1) base do crânio, ajustando a relação do reto posterior da cabeça com a dura mater;
2) esternocleidomastoideo;
3) supra – hioídeo e infra – hioídeo;
4) liberação da fáscia retro – hioídea.

Vários aspectos foram avaliados antes, após 5 sessões, e imediatamente pós intervenção.

As variáveis estudadas foram

1) Avaliação da dor cervical pela escala visual analógica;
2) Incapacidade cervical avaliada pelo Indice de Incapacidade Cervical;
3) Qualidade de vida através de um questionário;
4) Amplitude de movimento ativa medida por goniometria; e
5) O ângulo craniovertebral.

Foram realizadas 10 sessões em ambos os grupos. Em ambos houve uma melhora significativa da dor e incapacidade funcional nas avaliações iniciais.

Com relação ao ângulo craniovertebral e a amplitude de movimento ativa da cervical houve um aumento estatisticamente significativo em ambos os grupos.
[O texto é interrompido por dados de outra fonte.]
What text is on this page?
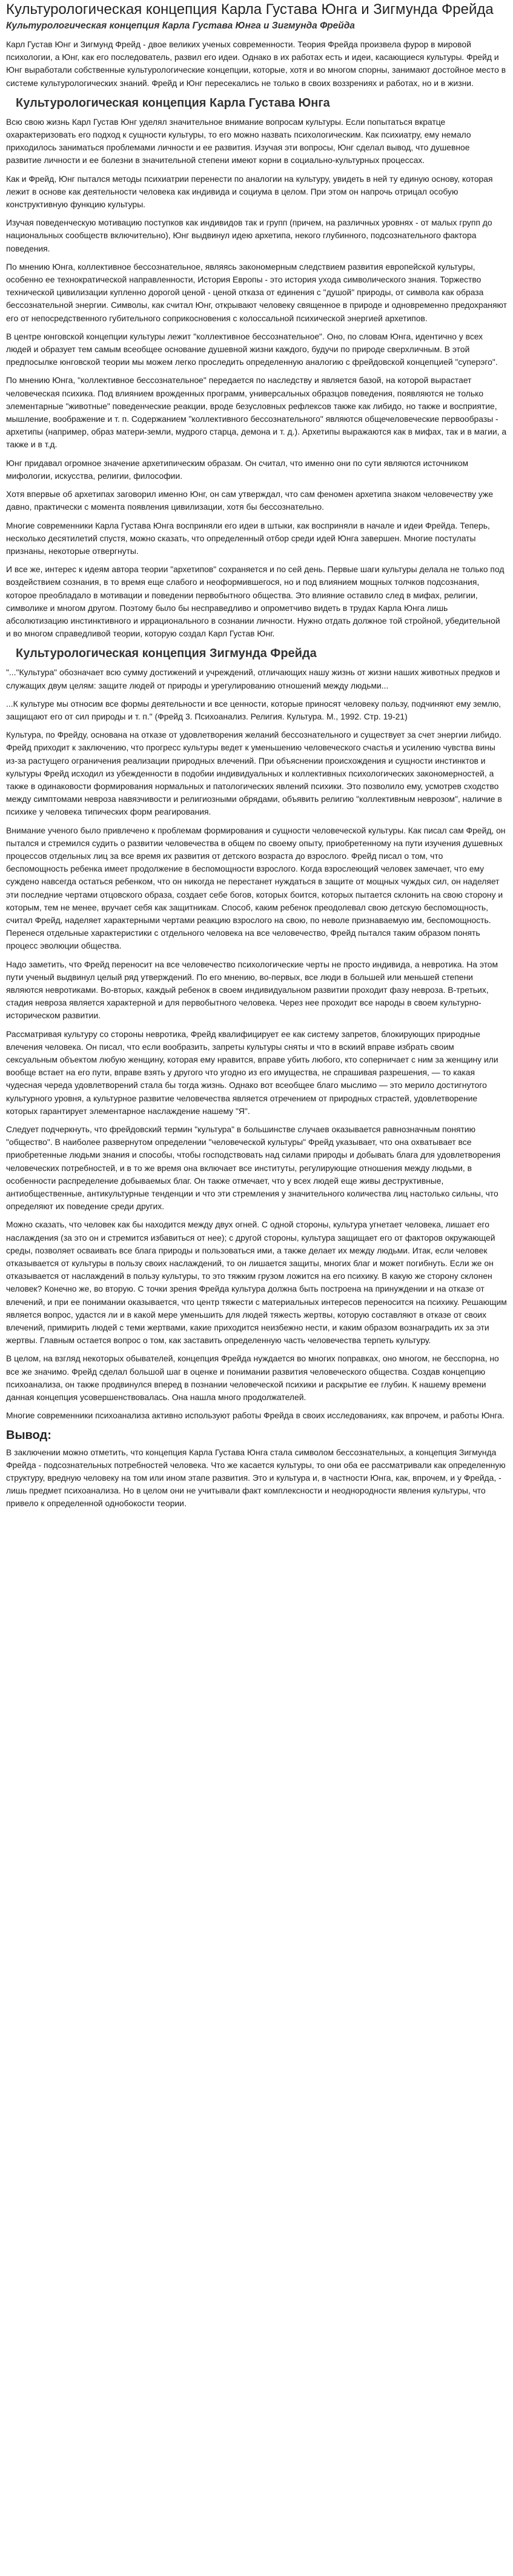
Культурологическая концепция Карла Густава Юнга и Зигмунда Фрейда
Культурологическая концепция Карла Густава Юнга и Зигмунда Фрейда

Карл Густав Юнг и Зигмунд Фрейд - двое великих ученых современности. Теория Фрейда произвела фурор в мировой психологии, а Юнг, как его последователь, развил его идеи. Однако в их работах есть и идеи, касающиеся культуры. Фрейд и Юнг выработали собственные культурологические концепции, которые, хотя и во многом спорны, занимают достойное место в системе культурологических знаний. Фрейд и Юнг пересекались не только в своих воззрениях и работах, но и в жизни.

Культурологическая концепция Карла Густава Юнга

Всю свою жизнь Карл Густав Юнг уделял значительное внимание вопросам культуры. Если попытаться вкратце охарактеризовать его подход к сущности культуры, то его можно назвать психологическим. Как психиатру, ему немало приходилось заниматься проблемами личности и ее развития. Изучая эти вопросы, Юнг сделал вывод, что душевное развитие личности и ее болезни в значительной степени имеют корни в социально-культурных процессах.

Как и Фрейд, Юнг пытался методы психиатрии перенести по аналогии на культуру, увидеть в ней ту единую основу, которая лежит в основе как деятельности человека как индивида и социума в целом. При этом он напрочь отрицал особую конструктивную функцию культуры.

Изучая поведенческую мотивацию поступков как индивидов так и групп (причем, на различных уровнях - от малых групп до национальных сообществ включительно), Юнг выдвинул идею архетипа, некого глубинного, подсознательного фактора поведения.

По мнению Юнга, коллективное бессознательное, являясь закономерным следствием развития европейской культуры, особенно ее технократической направленности, История Европы - это история ухода символического знания. Торжество технической цивилизации купленно дорогой ценой - ценой отказа от единения с "душой" природы, от символа как образа бессознательной энергии. Символы, как считал Юнг, открывают человеку священное в природе и одновременно предохраняют его от непосредственного губительного соприкосновения с колоссальной психической энергией архетипов.

В центре юнговской концепции культуры лежит "коллективное бессознательное". Оно, по словам Юнга, идентично у всех людей и образует тем самым всеобщее основание душевной жизни каждого, будучи по природе сверхличным. В этой предпосылке юнговской теории мы можем легко проследить определенную аналогию с фрейдовской концепцией "суперэго".

По мнению Юнга, "коллективное бессознательное" передается по наследству и является базой, на которой вырастает человеческая психика. Под влиянием врожденных программ, универсальных образцов поведения, появляются не только элементарные "животные" поведенческие реакции, вроде безусловных рефлексов также как либидо, но также и восприятие, мышление, воображение и т. п. Содержанием "коллективного бессознательного" являются общечеловеческие первообразы - архетипы (например, образ матери-земли, мудрого старца, демона и т. д.). Архетипы выражаются как в мифах, так и в магии, а также и в т.д.

Юнг придавал огромное значение архетипическим образам. Он считал, что именно они по сути являются источником мифологии, искусства, религии, философии.

Хотя впервые об архетипах заговорил именно Юнг, он сам утверждал, что сам феномен архетипа знаком человечеству уже давно, практически с момента появления цивилизации, хотя бы бессознательно.

Многие современники Карла Густава Юнга восприняли его идеи в штыки, как восприняли в начале и идеи Фрейда. Теперь, несколько десятилетий спустя, можно сказать, что определенный отбор среди идей Юнга завершен. Многие постулаты признаны, некоторые отвергнуты.

И все же, интерес к идеям автора теории "архетипов" сохраняется и по сей день. Первые шаги культуры делала не только под воздействием сознания, в то время еще слабого и неоформившегося, но и под влиянием мощных толчков подсознания, которое преобладало в мотивации и поведении первобытного общества. Это влияние оставило след в мифах, религии, символике и многом другом. Поэтому было бы несправедливо и опрометчиво видеть в трудах Карла Юнга лишь абсолютизацию инстинктивного и иррационального в сознании личности. Нужно отдать должное той стройной, убедительной и во многом справедливой теории, которую создал Карл Густав Юнг.

Культурологическая концепция Зигмунда Фрейда

"..."Культура" обозначает всю сумму достижений и учреждений, отличающих нашу жизнь от жизни наших животных предков и служащих двум целям: защите людей от природы и урегулированию отношений между людьми...

...К культуре мы относим все формы деятельности и все ценности, которые приносят человеку пользу, подчиняют ему землю, защищают его от сил природы и т. п." (Фрейд 3. Психоанализ. Религия. Культура. М., 1992. Стр. 19-21)

Культура, по Фрейду, основана на отказе от удовлетворения желаний бессознательного и существует за счет энергии либидо. Фрейд приходит к заключению, что прогресс культуры ведет к уменьшению человеческого счастья и усилению чувства вины из-за растущего ограничения реализации природных влечений. При объяснении происхождения и сущности инстинктов и культуры Фрейд исходил из убежденности в подобии индивидуальных и коллективных психологических закономерностей, а также в одинаковости формирования нормальных и патологических явлений психики. Это позволило ему, усмотрев сходство между симптомами невроза навязчивости и религиозными обрядами, объявить религию "коллективным неврозом", наличие в психике у человека типических форм реагирования.

Внимание ученого было привлечено к проблемам формирования и сущности человеческой культуры. Как писал сам Фрейд, он пытался и стремился судить о развитии человечества в общем по своему опыту, приобретенному на пути изучения душевных процессов отдельных лиц за все время их развития от детского возраста до взрослого. Фрейд писал о том, что беспомощность ребенка имеет продолжение в беспомощности взрослого. Когда взрослеющий человек замечает, что ему суждено навсегда остаться ребенком, что он никогда не перестанет нуждаться в защите от мощных чуждых сил, он наделяет эти последние чертами отцовского образа, создает себе богов, которых боится, которых пытается склонить на свою сторону и которым, тем не менее, вручает себя как защитникам. Способ, каким ребенок преодолевал свою детскую беспомощность, считал Фрейд, наделяет характерными чертами реакцию взрослого на свою, по неволе признаваемую им, беспомощность. Перенеся отдельные характеристики с отдельного человека на все человечество, Фрейд пытался таким образом понять процесс эволюции общества.

Надо заметить, что Фрейд переносит на все человечество психологические черты не просто индивида, а невротика. На этом пути ученый выдвинул целый ряд утверждений. По его мнению, во-первых, все люди в большей или меньшей степени являются невротиками. Во-вторых, каждый ребенок в своем индивидуальном развитии проходит фазу невроза. В-третьих, стадия невроза является характерной и для первобытного человека. Через нее проходит все народы в своем культурно-историческом развитии.

Рассматривая культуру со стороны невротика, Фрейд квалифицирует ее как систему запретов, блокирующих природные влечения человека. Он писал, что если вообразить, запреты культуры сняты и что в вскиий вправе избрать своим сексуальным объектом любую женщину, которая ему нравится, вправе убить любого, кто соперничает с ним за женщину или вообще встает на его пути, вправе взять у другого что угодно из его имущества, не спрашивая разрешения, — то какая чудесная череда удовлетворений стала бы тогда жизнь. Однако вот всеобщее благо мыслимо — это мерило достигнутого культурного уровня, а культурное развитие человечества является отречением от природных страстей, удовлетворение которых гарантирует элементарное наслаждение нашему "Я".

Следует подчеркнуть, что фрейдовский термин "культура" в большинстве случаев оказывается равнозначным понятию "общество". В наиболее развернутом определении "человеческой культуры" Фрейд указывает, что она охватывает все приобретенные людьми знания и способы, чтобы господствовать над силами природы и добывать блага для удовлетворения человеческих потребностей, и в то же время она включает все институты, регулирующие отношения между людьми, в особенности распределение добываемых благ. Он также отмечает, что у всех людей еще живы деструктивные, антиобщественные, антикультурные тенденции и что эти стремления у значительного количества лиц настолько сильны, что определяют их поведение среди других.

Можно сказать, что человек как бы находится между двух огней. С одной стороны, культура угнетает человека, лишает его наслаждения (за это он и стремится избавиться от нее); с другой стороны, культура защищает его от факторов окружающей среды, позволяет осваивать все блага природы и пользоваться ими, а также делает их между людьми. Итак, если человек отказывается от культуры в пользу своих наслаждений, то он лишается защиты, многих благ и может погибнуть. Если же он отказывается от наслаждений в пользу культуры, то это тяжким грузом ложится на его психику. В какую же сторону склонен человек? Конечно же, во вторую. С точки зрения Фрейда культура должна быть построена на принуждении и на отказе от влечений, и при ее понимании оказывается, что центр тяжести с материальных интересов переносится на психику. Решающим является вопрос, удастся ли и в какой мере уменьшить для людей тяжесть жертвы, которую составляют в отказе от своих влечений, примирить людей с теми жертвами, какие приходится неизбежно нести, и каким образом вознаградить их за эти жертвы. Главным остается вопрос о том, как заставить определенную часть человечества терпеть культуру.

В целом, на взгляд некоторых обывателей, концепция Фрейда нуждается во многих поправках, оно многом, не бесспорна, но все же значимо. Фрейд сделал большой шаг в оценке и понимании развития человеческого общества. Создав концепцию психоанализа, он также продвинулся вперед в познании человеческой психики и раскрытие ее глубин. К нашему времени данная концепция усовершенствовалась. Она нашла много продолжателей.

Многие современники психоанализа активно используют работы Фрейда в своих исследованиях, как впрочем, и работы Юнга.

Вывод:

В заключении можно отметить, что концепция Карла Густава Юнга стала символом бессознательных, а концепция Зигмунда Фрейда - подсознательных потребностей человека. Что же касается культуры, то они оба ее рассматривали как определенную структуру, вредную человеку на том или ином этапе развития. Это и культура и, в частности Юнга, как, впрочем, и у Фрейда, - лишь предмет психоанализа. Но в целом они не учитывали факт комплексности и неоднородности явления культуры, что привело к определенной однобокости теории.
Mas após 5 sessões houve uma diferença estatisticamente significativa entre os grupos.

O presente estudo mostra que os programas de intervenção, com terapia manual e liberação miofascial, são eficazes e clinicamente relevantes em reduzir a dor e incapacidade, melhorar a qualidade de vida, o ângulo craniovertebral, e a mobilidade ativa da cervical em pacientes com dor mecânica ocupacional.

Embora neste estudo não tenha sido encontrada uma diferença estatística significativa com relação a diminuição da dor entre os dois grupos, o próprio autor cita estudos em que a liberação miofascial foi aplicada em pacientes com dor cervical não específica mostrando uma redução significativa da dor.
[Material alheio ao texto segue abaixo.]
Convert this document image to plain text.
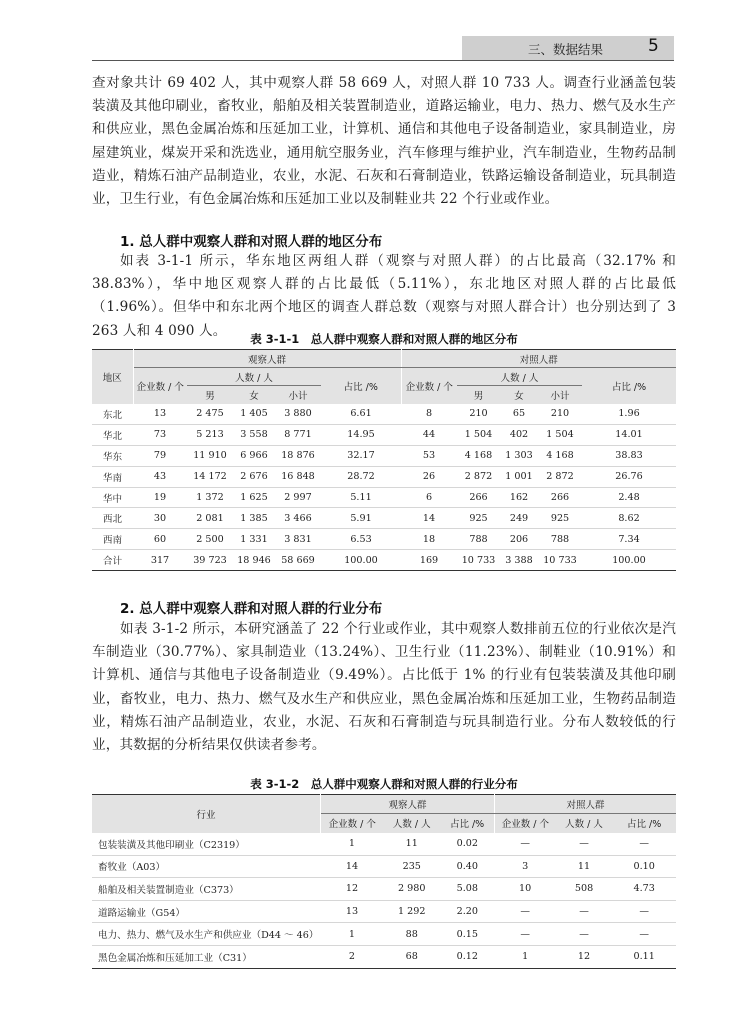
三、数据结果	5

查对象共计 69 402 人，其中观察人群 58 669 人，对照人群 10 733 人。调查行业涵盖包装装潢及其他印刷业，畜牧业，船舶及相关装置制造业，道路运输业，电力、热力、燃气及水生产和供应业，黑色金属冶炼和压延加工业，计算机、通信和其他电子设备制造业，家具制造业，房屋建筑业，煤炭开采和洗选业，通用航空服务业，汽车修理与维护业，汽车制造业，生物药品制造业，精炼石油产品制造业，农业，水泥、石灰和石膏制造业，铁路运输设备制造业，玩具制造业，卫生行业，有色金属冶炼和压延加工业以及制鞋业共 22 个行业或作业。

1. 总人群中观察人群和对照人群的地区分布

如表 3-1-1 所示，华东地区两组人群（观察与对照人群）的占比最高（32.17% 和 38.83%），华中地区观察人群的占比最低（5.11%），东北地区对照人群的占比最低（1.96%）。但华中和东北两个地区的调查人群总数（观察与对照人群合计）也分别达到了 3 263 人和 4 090 人。

表 3-1-1　总人群中观察人群和对照人群的地区分布

地区	观察人群					对照人群				
	企业数 / 个	人数 / 人			占比 /%	企业数 / 个	人数 / 人			占比 /%
		男	女	小计			男	女	小计	
东北	13	2 475	1 405	3 880	6.61	8	210	65	210	1.96
华北	73	5 213	3 558	8 771	14.95	44	1 504	402	1 504	14.01
华东	79	11 910	6 966	18 876	32.17	53	4 168	1 303	4 168	38.83
华南	43	14 172	2 676	16 848	28.72	26	2 872	1 001	2 872	26.76
华中	19	1 372	1 625	2 997	5.11	6	266	162	266	2.48
西北	30	2 081	1 385	3 466	5.91	14	925	249	925	8.62
西南	60	2 500	1 331	3 831	6.53	18	788	206	788	7.34
合计	317	39 723	18 946	58 669	100.00	169	10 733	3 388	10 733	100.00
2. 总人群中观察人群和对照人群的行业分布

如表 3-1-2 所示，本研究涵盖了 22 个行业或作业，其中观察人数排前五位的行业依次是汽车制造业（30.77%）、家具制造业（13.24%）、卫生行业（11.23%）、制鞋业（10.91%）和计算机、通信与其他电子设备制造业（9.49%）。占比低于 1% 的行业有包装装潢及其他印刷业，畜牧业，电力、热力、燃气及水生产和供应业，黑色金属冶炼和压延加工业，生物药品制造业，精炼石油产品制造业，农业，水泥、石灰和石膏制造与玩具制造行业。分布人数较低的行业，其数据的分析结果仅供读者参考。

表 3-1-2　总人群中观察人群和对照人群的行业分布

行业	观察人群			对照人群		
	企业数 / 个	人数 / 人	占比 /%	企业数 / 个	人数 / 人	占比 /%
包装装潢及其他印刷业（C2319）	1	11	0.02	—	—	—
畜牧业（A03）	14	235	0.40	3	11	0.10
船舶及相关装置制造业（C373）	12	2 980	5.08	10	508	4.73
道路运输业（G54）	13	1 292	2.20	—	—	—
电力、热力、燃气及水生产和供应业（D44 ～ 46）	1	88	0.15	—	—	—
黑色金属冶炼和压延加工业（C31）	2	68	0.12	1	12	0.11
Este estudo mostra ainda que a liberação miofascial é mais eficaz do que outros tratamentos em melhorar a qualidade de vida dos pacientes.

Além disso, mostrou a eficácia da liberação miofascial em corrigir a postura da cabeça, que ficou mais evidente após 5 sessões, quando se comparou os dois grupos.

Concluindo, os resultados deste estudo indicam que a liberação miofascial pode contribuir para corrigir a biomecânica cervicodorsal e melhorar a amplitude de movimento ativa da cervical.

Acredito que esta melhora seria ainda mais significativa se um TRATAMENTO GLOBAL fosse aplicado.

Mas cabe a nós, terapeutas manuais e do movimento, trazermos as abordagens globais para nossa prática diária.

E quem sabe, daqui há algum tempo, para a comunidade científica.

Precisamos urgente PARAR DE FOCAR SOMENTE NA LESÃO e um primeiro caminho é a avaliação integral. Se só olhamos o pedaço, nossa estratégia será no pedaço e nosso resultado, um pedaço do que poderia ser.

Fica o convite para a reflexão.

ANDRÉIA KISNER
Fisioterapeuta – Diretora do Instituto Actiuni

Pesquisa científica – Rodríguez-Fuentes I, De Toro FJ, Rodríguez-Fuentes G, de Oliveira IM, Meijide-Faílde R, Fuentes-Boquete IM. Myofascial Release Therapy in the Treatment of Occupational Mechanical Neck Pain: A Randomized Parallel Group Study. Am J Phys Med Rehabil. 2016 Jul;95(7):507-15. doi: 10.1097/PHM.0000000000000425. PMID: 26745225.